User-Agent: Gnus/5.11 (Gnus v5.11) Emacs/22.4 (gnu/linux)
Cancel-Lock: sha1:OOlCsqTdQeXPJGW2HCtzYdHOAY8= sha1:RNN1LafnVS6L7mOomvp5Ul5tAVY=
Xref: csiph.com comp.lang.c:388439
Michael S writes:
> On Tue, 17 Sep 2024 22:34:33 -0000 (UTC)
> antispam@fricas.org wrote:
>
>> Michael S wrote:
>>
>>> On Fri, 13 Sep 2024 09:05:04 -0700
>>> Tim Rentsch wrote:
>>>
>>>> Michael S writes:
>>>>
>>>> [..iterate over words in a string..]
>>>>
>>>> I couldn't resist writing some code along similar lines. The
>>>> entry point is words_do(), which returns one on success and
>>>> zero if the end of string is reached inside double quotes.
>>>>
>>>>
>>>> typedef struct gopher_s *Gopher;
>>>> struct gopher_s { void (*f)( Gopher, const char *, const char * );
>>>> };
>>>>
>>>> static _Bool collect_word( const char *, const char *, _Bool,
>>>> Gopher ); static _Bool is_space( char );
>>>>
>>>>
>>>> _Bool
>>>> words_do( const char *s, Gopher go ){
>>>> char c = *s;
>>>>
>>>> return
>>>> is_space(c) ? words_do( s+1, go )
>>>> : c ? collect_word( s, s, 1, go )
>>>> : /***************/ 1;
>>>> }
>>>>
>>>> _Bool
>>>> collect_word( const char *s, const char *r, _Bool w, Gopher go ){
>>>> char c = *s;
>>>>
>>>> return
>>>> c == 0 ? go->f( go, r, s ), w
>>>> : is_space(c) && w ? go->f( go, r, s ), words_do( s, go )

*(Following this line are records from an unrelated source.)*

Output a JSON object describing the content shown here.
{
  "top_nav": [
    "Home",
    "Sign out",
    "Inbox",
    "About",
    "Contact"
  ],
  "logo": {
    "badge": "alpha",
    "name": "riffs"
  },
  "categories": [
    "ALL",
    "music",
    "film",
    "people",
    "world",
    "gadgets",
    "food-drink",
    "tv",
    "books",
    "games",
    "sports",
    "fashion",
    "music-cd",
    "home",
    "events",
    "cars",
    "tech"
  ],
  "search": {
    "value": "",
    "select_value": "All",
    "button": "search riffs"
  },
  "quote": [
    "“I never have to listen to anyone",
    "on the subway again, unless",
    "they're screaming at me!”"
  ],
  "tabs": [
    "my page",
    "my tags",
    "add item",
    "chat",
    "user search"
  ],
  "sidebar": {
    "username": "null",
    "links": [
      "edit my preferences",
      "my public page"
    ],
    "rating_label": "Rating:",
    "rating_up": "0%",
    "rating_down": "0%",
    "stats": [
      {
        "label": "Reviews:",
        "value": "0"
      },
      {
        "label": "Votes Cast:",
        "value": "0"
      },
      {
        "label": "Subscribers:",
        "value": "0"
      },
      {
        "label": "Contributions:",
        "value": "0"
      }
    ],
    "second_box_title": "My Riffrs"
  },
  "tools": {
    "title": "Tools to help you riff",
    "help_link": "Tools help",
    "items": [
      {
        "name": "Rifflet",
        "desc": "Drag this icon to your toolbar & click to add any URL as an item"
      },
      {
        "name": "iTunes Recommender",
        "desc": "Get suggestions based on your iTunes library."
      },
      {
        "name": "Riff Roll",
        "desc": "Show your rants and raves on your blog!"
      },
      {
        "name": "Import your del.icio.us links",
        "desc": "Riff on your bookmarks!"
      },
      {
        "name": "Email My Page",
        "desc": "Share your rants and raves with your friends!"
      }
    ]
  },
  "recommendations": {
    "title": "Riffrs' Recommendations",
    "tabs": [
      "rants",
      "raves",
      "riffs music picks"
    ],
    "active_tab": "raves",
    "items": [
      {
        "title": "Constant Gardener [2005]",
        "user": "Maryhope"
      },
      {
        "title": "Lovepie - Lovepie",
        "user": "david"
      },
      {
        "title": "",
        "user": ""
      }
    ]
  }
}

>>>> : /***************/ collect_word( s+1, r, w ^ c == '"', go );
>>>> }
>>>>
>>>> _Bool
>>>> is_space( char c ){
>>>> return c == ' ' || c == '\t';
>>>> }
>>>
>>>
>>
>>
>>
>>> Tested on godbolt.
>>> gcc -O2 turns it into iteration starting from v.4.4
>>> clang -O2 turns it into iteration starting from v.4.0
>>> Latest icc still does not turn it into iteration at least along one
>>> code paths.
>>> Latest MSVC implements it as written, 100% recursion.
>>
>> I tested using gcc 12. AFAICS calls to 'go->f' in 'collect_word'
>> are not tail calls and gcc 12 compiles them as normal call.
>
> Naturally.
>
>> The other calls are compiled to jumps. But call to 'collect_word'
>> in 'words_do' is not "sibicall" and dependig in calling convention
>> compiler may treat it narmal call. Two other calls, that is
>> call to 'words_do' in 'words_do' and call to 'collect_word' in
>> 'collect_word' are clearly tail self recursion and compiler
>> should always optimize them to a jump.
>
> "Should" or not, MSVC does not eliminate them.
>
> The funny thing is that it does eliminate all four calls after I rewrote
> the code in more boring style.
>
> _Bool
> words_do( const char *s, Gopher go ){
> char c = *s;
> #if 1
> if (is_space(c))
> return words_do( s+1, go );
> if (c)
> return collect_word( s, s, 1, go );
> return 1;
> #else
> return
> is_space(c) ? words_do( s+1, go ) :
> c ? collect_word( s, s, 1, go ):
> /***************/ 1;
> #endif
> }
>
> static
> _Bool
> collect_word( const char *s, const char *r, _Bool w, Gopher go ){
> char c = *s;
> #if 1
> if (c == 0) {
> go->f( go, r, s );
> return w;
> }
> if (is_space(c) && w) {
> go->f( go, r, s );
> return words_do( s, go );
> }
> return collect_word( s+1, r, w ^ c == '"', go );
> #else
> return
> c == 0 ? go->f( go, r, s ), w :
> is_space(c) && w ? go->f( go, r, s ), words_do( s, go ) :
> /***************/ collect_word( s+1, r, w ^ c == '"', go );
> #endif
> }
That's amusing. :)
Do you know if icc will do tail call elimination for
the boring version of the code?